Meno offerte, parrocchia di San Nicolò in rosso

I fedeli a messa offrono si è no 50 centesimi a testa. L’appello: "Questa è la casa di tutti"

Meno offerte, parrocchia di San Nicolò in rosso
Pubblicato:
Aggiornato:

«I conti non vanno bene». E’ con serena franchezza - e una chiarezza che nessun lecchese ricordava di aver mai sperimentato a cospetto del pulpito nella basilica di San Nicolò - che il Prevosto, monsignor Davide Milani, in coda a ciascuna delle messe festive celebrate nella giornata di domenica, ha condiviso con i fedeli la situazione economica della Parrocchia.
Una comunicazione, come ha sottolineato il parroco, che è stata decisa insieme ai membri del consiglio amministrativo che nei giorni scorsi ha stilato il consuntivo del 2018. Entrate e uscite di un anno che ha registrato l’arrivo del nuovo prevosto ad ottobre.

Meno offerte, parrocchia di San Nicolò in rosso

«La parrocchia non è mia, non è dei preti, io non sono l’amministratore delegato. Sono qui con voi per cercare insieme il Signore, poi ci sono anche responsabilità amministrative che è giusto condividere» ha premesso don Milani, se mai ci fossero errate convinzioni al riguardo. Ebbene il bilancio consolidato che oltre alla gestione della parrocchia di San Nicolò comprende quella dell’oratorio, della scuola dell’infanzia Giovanni XXIII e della Casa alpina in val Biandino, registra una perdita di 110mila euro.

I conti

Il prevosto ha passato in rassegna i capitoli del registro contabile. Le sole attività parrocchiali hanno chiuso con una perdita di 51mila euro. «L’obiettivo non è fare utili - la chiosa a latere - ma una famiglia non può perdere soldi all’infinito». Le uscite sono complessivamente state pari a 424mila euro. Tra le voci più consistenti i 25mila euro per le remunerazioni dei quattro sacerdoti che sono coperte in parte dall’Ufficio diocesano del Clero, i 36mila per lo stipendio del sacrestano, i 14mila a copertura della convenzione con le suore, 6.300 euro di contributo alla Diocesi, 18mila per le candele ed altri beni di consumo, le utenze (luce, acqua, riscaldamento) sono costate 80mila euro, le tasse («Perchè anche la Parrocchia paga e tasse») 43mila euro, 107mila di contributi vari, mentre le opere di carità hanno pesato per 57mila euro.
Per quanto riguarda le entrate (in totale circa 320mila euro), l’introito principale resta quello delle offerte. E qui sta la nota dolente: nel 2018 con la questua domenicale e le benedizioni natalizie sono stati racimolati 80mila euro.
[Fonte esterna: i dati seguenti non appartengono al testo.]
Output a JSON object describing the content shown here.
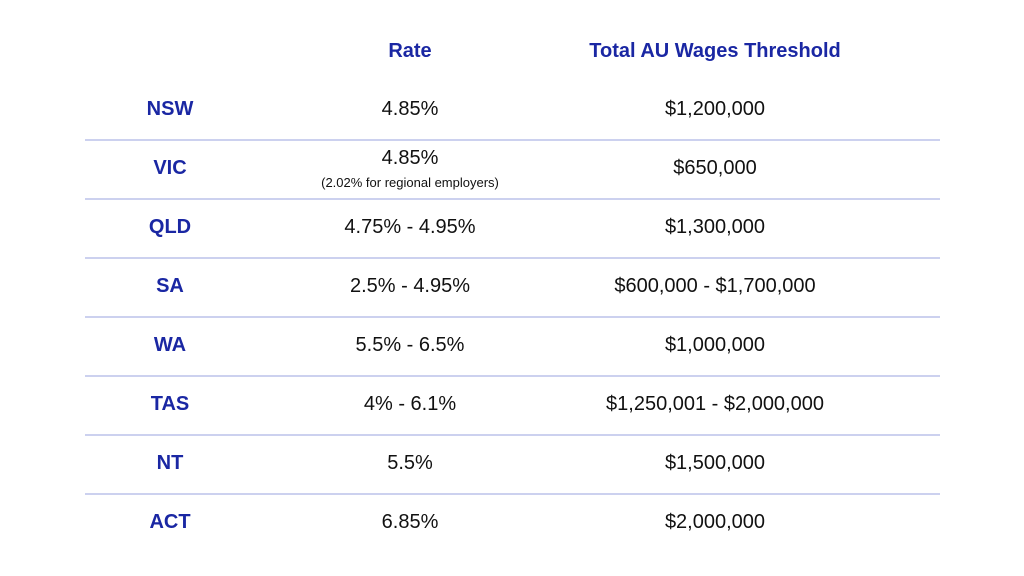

Cifra importante ma inferiore a quella dell’anno precedente e che conferma un trend in drammatico calo. «Non facciamo i conti in tasca a nessuno, ma rapportato il numero dei fedeli a messa con quanto viene raccolto, risultano in media 50 centesimi a testa» ha riferito don Milani. Le offerte legate ai sacramenti (battesimi, matrimoni, funerali) hanno portato circa 25mila euro. «Noi preti non siamo certo qui ad impartire i sacramenti a pagamento come fossero prestazioni professionali, ci mancherebbe. Ma da qualche parte i soldi devono pure entrare...». Al netto dei privati e delle istituzioni che nel 2018 hanno contributo con 27mila euro, risultano pressoché «sparite» le donazioni extra, eredità e lasciti di vario tipo. Restano per fortuna gli introiti dagli affitti, circa 60mila euro.
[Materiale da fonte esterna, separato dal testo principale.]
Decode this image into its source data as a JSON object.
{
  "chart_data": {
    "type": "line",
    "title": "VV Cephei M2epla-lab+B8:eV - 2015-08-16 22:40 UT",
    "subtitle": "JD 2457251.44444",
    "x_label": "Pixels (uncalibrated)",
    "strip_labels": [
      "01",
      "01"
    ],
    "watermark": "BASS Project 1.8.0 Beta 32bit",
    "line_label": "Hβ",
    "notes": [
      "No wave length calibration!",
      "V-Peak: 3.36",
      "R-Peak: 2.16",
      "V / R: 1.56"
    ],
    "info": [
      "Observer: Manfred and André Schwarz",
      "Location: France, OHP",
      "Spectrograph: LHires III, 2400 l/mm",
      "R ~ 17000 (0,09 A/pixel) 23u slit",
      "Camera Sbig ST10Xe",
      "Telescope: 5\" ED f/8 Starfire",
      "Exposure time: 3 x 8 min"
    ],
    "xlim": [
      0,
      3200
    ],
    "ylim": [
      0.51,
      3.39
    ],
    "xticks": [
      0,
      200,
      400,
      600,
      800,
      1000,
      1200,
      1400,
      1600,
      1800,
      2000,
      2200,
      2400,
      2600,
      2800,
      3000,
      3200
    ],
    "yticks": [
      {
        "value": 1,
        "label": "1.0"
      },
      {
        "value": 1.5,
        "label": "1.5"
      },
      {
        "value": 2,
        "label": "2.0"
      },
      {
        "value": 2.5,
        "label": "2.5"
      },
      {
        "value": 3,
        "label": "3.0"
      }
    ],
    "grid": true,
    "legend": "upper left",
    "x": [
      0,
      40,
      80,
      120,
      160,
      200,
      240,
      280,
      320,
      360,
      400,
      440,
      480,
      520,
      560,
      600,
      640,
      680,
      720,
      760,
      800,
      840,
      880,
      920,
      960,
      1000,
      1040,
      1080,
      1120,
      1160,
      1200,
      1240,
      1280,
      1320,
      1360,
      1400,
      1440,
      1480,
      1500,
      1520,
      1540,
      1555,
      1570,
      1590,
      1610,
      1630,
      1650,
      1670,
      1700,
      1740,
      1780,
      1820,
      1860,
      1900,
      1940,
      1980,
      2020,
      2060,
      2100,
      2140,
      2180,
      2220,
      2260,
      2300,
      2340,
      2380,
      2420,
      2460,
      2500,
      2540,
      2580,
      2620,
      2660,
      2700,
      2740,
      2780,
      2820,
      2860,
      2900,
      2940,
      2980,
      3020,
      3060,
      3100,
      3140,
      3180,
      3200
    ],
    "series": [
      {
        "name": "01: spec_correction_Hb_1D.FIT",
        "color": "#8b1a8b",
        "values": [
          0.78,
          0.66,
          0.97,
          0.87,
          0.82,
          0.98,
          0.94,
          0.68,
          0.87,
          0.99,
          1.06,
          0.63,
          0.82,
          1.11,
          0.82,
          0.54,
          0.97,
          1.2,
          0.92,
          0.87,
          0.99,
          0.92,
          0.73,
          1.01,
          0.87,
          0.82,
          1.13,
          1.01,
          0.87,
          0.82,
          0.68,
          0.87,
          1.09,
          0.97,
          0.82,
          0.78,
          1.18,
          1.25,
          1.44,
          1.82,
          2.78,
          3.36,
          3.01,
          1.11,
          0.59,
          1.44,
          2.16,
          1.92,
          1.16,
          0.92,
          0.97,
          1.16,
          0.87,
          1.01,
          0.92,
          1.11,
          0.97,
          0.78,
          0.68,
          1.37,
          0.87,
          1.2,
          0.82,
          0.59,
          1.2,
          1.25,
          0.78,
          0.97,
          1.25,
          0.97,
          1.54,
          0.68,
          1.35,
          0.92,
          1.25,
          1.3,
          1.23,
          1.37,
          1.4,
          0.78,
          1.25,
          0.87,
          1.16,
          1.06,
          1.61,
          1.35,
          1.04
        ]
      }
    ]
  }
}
Iratorio, casa alpina e asilo

Bilancio in pareggio per l’Oratorio, mentre la Casa Alpina, che viene gestita dai volontari (don Milani li ha ringraziati, «spesso ci rimettono di tasca propria»), ha dovuto affrontare spese per manutenzioni varie pari a 27mila euro.
E c’è anche la scuola materna parrocchiale, che stando al preconsuntivo è in deficit di 30mila euro («investire nell’educazione costa»).

L'appello

A fronte di questo quadro economico, don Milani ha francamente posto una domanda: «Se siamo in perdita sull’ordinario, come possiamo affrontare un intervento straordinario?». Chiaro il riferimento al progetto del nuovo oratorio ereditato dal predecessore don Franco Cecchin. «Comunque il nuovo oratorio si farà, perché ne abbiamo bisogno, perché non possiamo certo lasciare un’area sbancata in mezzo alla città. Come non lo so, ma troveremo il modo, con l’aiuto di tutti». E qui don Davide ha chiuso con un appello: «So che volete bene a questo luogo. I nostri padri si sono tolti il pane di bocca per farlo. Noi ci toglieremo qualche caffè. E’ la nostra casa dopo tutto».